Day 2 – morning 10:30
|sourdough before fermentation|
Sourdough part 2
-132 g water
-165 g wheat flour
Mix everything and let it ferment on a warm place in the house (same place as before, 25 degrees Celsius)
|sourdough after fermentation|
-593 g whole wheat flour
-66 g rye flour
-330 g water
-2 g dried yeast
-2 g rosemary
I added yeast to the recipe in order to get more activity in the development of the crumb; I also added some rosemary as well as we love to have herbs on our bread. Let everything rest of half an hour
|fresh kneaded dough ball|
We add 13 g salt to the dough and mix it with the sourdough. We really mix and knead the dough well until it is soft and the gluten developed in the dough. That can be that you need to knead about like 10 – 15 minutes. At this stage I had to add some water as the author said that the dough is VERY soft and mine was not so soft but still a bit dry. Here I just think that it is due to the flour that I am using instead of the kinds of flour that is suggested by the author of the recipe.

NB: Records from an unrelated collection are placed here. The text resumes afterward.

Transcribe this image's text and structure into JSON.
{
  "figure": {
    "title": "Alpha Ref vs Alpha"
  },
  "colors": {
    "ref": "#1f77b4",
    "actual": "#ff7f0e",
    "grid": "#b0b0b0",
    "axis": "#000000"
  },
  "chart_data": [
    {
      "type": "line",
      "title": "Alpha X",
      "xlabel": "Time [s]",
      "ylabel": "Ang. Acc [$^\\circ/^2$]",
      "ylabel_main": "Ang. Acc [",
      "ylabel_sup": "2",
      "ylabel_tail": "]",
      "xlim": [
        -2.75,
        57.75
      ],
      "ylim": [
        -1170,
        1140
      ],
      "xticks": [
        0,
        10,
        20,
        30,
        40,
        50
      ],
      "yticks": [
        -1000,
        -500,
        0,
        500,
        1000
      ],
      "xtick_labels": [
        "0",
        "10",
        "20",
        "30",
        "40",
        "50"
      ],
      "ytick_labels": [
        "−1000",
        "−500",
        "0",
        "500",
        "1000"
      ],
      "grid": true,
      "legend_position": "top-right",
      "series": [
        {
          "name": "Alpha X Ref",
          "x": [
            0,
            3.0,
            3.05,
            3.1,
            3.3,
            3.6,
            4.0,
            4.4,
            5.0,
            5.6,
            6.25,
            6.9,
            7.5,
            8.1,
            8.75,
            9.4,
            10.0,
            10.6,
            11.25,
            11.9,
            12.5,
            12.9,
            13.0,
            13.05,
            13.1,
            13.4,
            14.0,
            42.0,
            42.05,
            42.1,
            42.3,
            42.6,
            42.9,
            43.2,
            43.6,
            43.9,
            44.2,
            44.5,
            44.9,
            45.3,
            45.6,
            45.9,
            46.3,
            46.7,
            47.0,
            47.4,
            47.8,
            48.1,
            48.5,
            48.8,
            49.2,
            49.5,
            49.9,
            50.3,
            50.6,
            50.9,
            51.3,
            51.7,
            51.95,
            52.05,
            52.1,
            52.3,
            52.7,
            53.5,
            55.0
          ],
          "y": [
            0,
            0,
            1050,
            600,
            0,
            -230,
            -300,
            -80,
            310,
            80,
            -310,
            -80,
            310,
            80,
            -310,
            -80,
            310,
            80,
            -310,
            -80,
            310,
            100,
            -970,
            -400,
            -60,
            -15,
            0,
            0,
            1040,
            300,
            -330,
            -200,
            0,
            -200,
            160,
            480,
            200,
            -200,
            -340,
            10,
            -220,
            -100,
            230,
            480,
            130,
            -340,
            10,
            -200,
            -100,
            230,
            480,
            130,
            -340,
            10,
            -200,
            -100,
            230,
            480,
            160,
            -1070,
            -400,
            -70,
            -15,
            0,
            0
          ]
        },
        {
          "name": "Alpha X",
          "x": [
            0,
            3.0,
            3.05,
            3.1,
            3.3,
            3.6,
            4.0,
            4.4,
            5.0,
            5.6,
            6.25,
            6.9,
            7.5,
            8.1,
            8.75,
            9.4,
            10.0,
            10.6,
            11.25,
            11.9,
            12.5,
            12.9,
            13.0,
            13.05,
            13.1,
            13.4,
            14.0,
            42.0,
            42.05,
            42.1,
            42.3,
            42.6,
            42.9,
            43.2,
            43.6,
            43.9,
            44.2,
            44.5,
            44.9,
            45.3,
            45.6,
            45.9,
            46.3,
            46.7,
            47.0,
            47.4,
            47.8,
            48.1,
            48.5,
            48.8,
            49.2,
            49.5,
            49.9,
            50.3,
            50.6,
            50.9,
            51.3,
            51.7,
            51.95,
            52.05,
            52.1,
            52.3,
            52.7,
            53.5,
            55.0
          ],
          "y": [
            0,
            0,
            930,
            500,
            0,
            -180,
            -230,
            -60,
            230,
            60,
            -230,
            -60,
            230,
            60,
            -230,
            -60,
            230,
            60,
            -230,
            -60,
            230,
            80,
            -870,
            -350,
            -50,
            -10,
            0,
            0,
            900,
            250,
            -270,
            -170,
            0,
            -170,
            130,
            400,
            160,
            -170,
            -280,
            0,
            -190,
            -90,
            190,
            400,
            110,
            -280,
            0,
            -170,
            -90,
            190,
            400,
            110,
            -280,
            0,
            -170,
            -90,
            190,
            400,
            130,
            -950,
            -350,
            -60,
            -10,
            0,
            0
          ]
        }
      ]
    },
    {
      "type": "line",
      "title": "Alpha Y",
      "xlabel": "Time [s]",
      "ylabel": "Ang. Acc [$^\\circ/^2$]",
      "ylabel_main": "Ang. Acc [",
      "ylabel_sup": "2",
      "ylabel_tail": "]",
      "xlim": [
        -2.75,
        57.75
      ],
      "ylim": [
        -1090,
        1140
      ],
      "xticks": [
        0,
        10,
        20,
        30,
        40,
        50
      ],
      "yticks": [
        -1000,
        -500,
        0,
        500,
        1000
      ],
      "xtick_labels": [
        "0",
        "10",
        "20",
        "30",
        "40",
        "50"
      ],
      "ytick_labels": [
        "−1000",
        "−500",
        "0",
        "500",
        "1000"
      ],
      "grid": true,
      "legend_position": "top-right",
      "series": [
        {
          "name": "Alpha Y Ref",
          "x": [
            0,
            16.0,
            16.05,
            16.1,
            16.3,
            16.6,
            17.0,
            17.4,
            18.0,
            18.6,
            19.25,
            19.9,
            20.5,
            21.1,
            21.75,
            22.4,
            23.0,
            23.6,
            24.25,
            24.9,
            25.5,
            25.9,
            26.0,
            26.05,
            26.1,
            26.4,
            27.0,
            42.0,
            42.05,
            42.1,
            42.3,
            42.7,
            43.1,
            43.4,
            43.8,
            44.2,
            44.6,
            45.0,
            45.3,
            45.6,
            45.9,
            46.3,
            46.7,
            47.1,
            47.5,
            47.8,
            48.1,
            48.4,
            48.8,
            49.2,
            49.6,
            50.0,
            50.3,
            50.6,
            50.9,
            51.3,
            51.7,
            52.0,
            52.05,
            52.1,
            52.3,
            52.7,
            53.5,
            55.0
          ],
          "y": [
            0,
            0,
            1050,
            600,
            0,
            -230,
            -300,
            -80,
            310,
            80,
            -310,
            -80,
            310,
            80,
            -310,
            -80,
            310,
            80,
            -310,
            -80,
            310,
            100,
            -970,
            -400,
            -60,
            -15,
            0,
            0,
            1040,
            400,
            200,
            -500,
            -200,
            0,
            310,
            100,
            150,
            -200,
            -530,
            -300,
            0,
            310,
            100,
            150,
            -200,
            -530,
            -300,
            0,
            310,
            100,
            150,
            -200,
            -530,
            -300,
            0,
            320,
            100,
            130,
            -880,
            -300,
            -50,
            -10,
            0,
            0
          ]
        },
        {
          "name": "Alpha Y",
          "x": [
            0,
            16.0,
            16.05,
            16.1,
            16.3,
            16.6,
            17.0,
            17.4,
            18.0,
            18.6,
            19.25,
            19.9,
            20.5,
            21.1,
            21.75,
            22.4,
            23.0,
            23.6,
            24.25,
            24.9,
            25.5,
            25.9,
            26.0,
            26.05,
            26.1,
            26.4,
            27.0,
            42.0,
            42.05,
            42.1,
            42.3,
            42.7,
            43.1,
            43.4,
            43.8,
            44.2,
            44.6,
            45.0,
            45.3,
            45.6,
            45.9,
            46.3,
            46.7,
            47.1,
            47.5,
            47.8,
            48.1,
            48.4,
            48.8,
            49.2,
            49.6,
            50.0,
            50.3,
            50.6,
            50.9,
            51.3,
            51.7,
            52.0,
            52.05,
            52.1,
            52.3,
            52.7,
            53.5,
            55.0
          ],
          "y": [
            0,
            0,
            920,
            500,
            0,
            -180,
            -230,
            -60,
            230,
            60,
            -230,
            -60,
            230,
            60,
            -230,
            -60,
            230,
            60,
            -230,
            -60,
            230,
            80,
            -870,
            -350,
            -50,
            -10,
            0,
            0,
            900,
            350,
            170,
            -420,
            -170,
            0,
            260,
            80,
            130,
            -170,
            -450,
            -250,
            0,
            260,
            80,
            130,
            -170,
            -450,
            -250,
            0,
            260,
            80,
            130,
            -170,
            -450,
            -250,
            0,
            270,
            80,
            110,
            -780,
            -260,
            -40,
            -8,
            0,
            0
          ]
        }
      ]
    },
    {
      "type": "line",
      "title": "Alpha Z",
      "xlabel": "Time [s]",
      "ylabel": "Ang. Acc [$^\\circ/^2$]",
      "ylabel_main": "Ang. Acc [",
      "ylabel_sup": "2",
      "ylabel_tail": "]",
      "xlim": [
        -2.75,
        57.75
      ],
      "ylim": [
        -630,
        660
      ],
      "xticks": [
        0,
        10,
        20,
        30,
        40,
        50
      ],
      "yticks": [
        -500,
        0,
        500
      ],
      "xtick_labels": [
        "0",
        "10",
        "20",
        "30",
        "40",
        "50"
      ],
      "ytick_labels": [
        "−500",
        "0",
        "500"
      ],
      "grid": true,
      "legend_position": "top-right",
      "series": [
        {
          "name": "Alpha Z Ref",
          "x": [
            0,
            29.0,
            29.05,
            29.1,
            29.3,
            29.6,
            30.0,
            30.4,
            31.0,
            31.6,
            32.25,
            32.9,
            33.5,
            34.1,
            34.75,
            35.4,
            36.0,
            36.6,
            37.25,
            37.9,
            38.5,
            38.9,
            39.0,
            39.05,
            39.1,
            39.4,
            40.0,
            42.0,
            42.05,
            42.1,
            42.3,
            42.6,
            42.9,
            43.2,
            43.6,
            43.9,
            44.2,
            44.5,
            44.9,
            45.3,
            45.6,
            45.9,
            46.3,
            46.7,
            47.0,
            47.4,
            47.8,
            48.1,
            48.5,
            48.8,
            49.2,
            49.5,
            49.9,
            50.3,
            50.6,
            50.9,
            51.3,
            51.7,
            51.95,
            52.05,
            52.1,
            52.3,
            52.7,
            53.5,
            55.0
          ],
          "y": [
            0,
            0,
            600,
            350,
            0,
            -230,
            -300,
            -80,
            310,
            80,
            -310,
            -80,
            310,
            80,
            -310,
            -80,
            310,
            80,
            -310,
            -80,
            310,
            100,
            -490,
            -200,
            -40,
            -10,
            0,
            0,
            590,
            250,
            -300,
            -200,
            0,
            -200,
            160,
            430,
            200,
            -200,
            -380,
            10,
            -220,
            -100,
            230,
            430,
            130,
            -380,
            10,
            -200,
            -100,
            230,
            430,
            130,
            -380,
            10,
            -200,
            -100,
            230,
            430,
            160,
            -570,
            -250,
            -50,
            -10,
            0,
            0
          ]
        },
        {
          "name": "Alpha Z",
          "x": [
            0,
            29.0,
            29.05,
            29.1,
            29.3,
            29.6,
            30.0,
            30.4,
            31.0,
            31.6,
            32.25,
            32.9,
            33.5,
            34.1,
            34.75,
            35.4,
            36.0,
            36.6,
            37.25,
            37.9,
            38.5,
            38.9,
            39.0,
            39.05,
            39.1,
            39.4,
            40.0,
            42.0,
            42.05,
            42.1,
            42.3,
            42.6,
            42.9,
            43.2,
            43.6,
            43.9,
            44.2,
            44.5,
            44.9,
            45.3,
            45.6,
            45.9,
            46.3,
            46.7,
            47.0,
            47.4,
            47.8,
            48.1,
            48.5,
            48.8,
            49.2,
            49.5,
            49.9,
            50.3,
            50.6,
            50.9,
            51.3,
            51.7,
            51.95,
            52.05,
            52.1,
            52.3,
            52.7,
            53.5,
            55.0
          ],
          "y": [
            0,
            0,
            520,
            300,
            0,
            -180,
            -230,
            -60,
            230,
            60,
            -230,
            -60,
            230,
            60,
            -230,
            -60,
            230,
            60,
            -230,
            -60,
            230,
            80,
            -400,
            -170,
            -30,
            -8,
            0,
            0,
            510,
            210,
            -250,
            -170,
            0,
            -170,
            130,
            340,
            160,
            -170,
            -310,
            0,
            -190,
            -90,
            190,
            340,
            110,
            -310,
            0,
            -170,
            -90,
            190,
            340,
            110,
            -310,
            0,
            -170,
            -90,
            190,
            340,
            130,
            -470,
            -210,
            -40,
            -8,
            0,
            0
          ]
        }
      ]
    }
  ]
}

|adding the salt to the dough|
Let the dough rest till 18:15. During the resting period make sure that you stretch and fold the dough every 45 minutes in order to increase and develop the gluten in the dough.
|before folding the dough|
|folding the dough 3.rd time|
|folding the dough 3.rd time|
Shape the dough and let it rest in the fermentation basket
|cutting the dough in half to make two breads|
|shaping the breads and resting them in my fermentation basket (plastic cups)|
Place the dough in the fermentation basket in the fridge until the next morning so the flavors are developing overnight. Day 3 – in the morning:
Now I drop them upside down from their bread baskets on my permanent Teflon baking foil on which I already sprinkled a bed of flour. I also cut the bread and sprinkle a layer of flour on top of the bread before putting in the oven. The oven should be pre heated on 250°C. Now pour a cup of hot water in the oven (if you do not have this inbuilt steaming program in your oven at home), pop the bread in the oven and also place a cup of water on the floor of the oven to give some additional steam later on. Quickly close the door so the hot steam will be caught within the oven. Having all that steam in the oven is, like mentioned many times before, extremely important for a scrumptious crust and a great consistency of the bread.
Bake the breads for 10 - 15 minutes like this until it reached the right brown color that you are looking for in a bread crust, then open up the door, let the steam out, lower the heat on 200°C and continue to bake the bread for another 35 - 40 minutes. Now switch off the heat, keep the door open and let the bread cool down slowly. I always spray a bit of water on top of the fresh loaf when it's still hot. It gives a nice and shiny surface the fresh baked crust.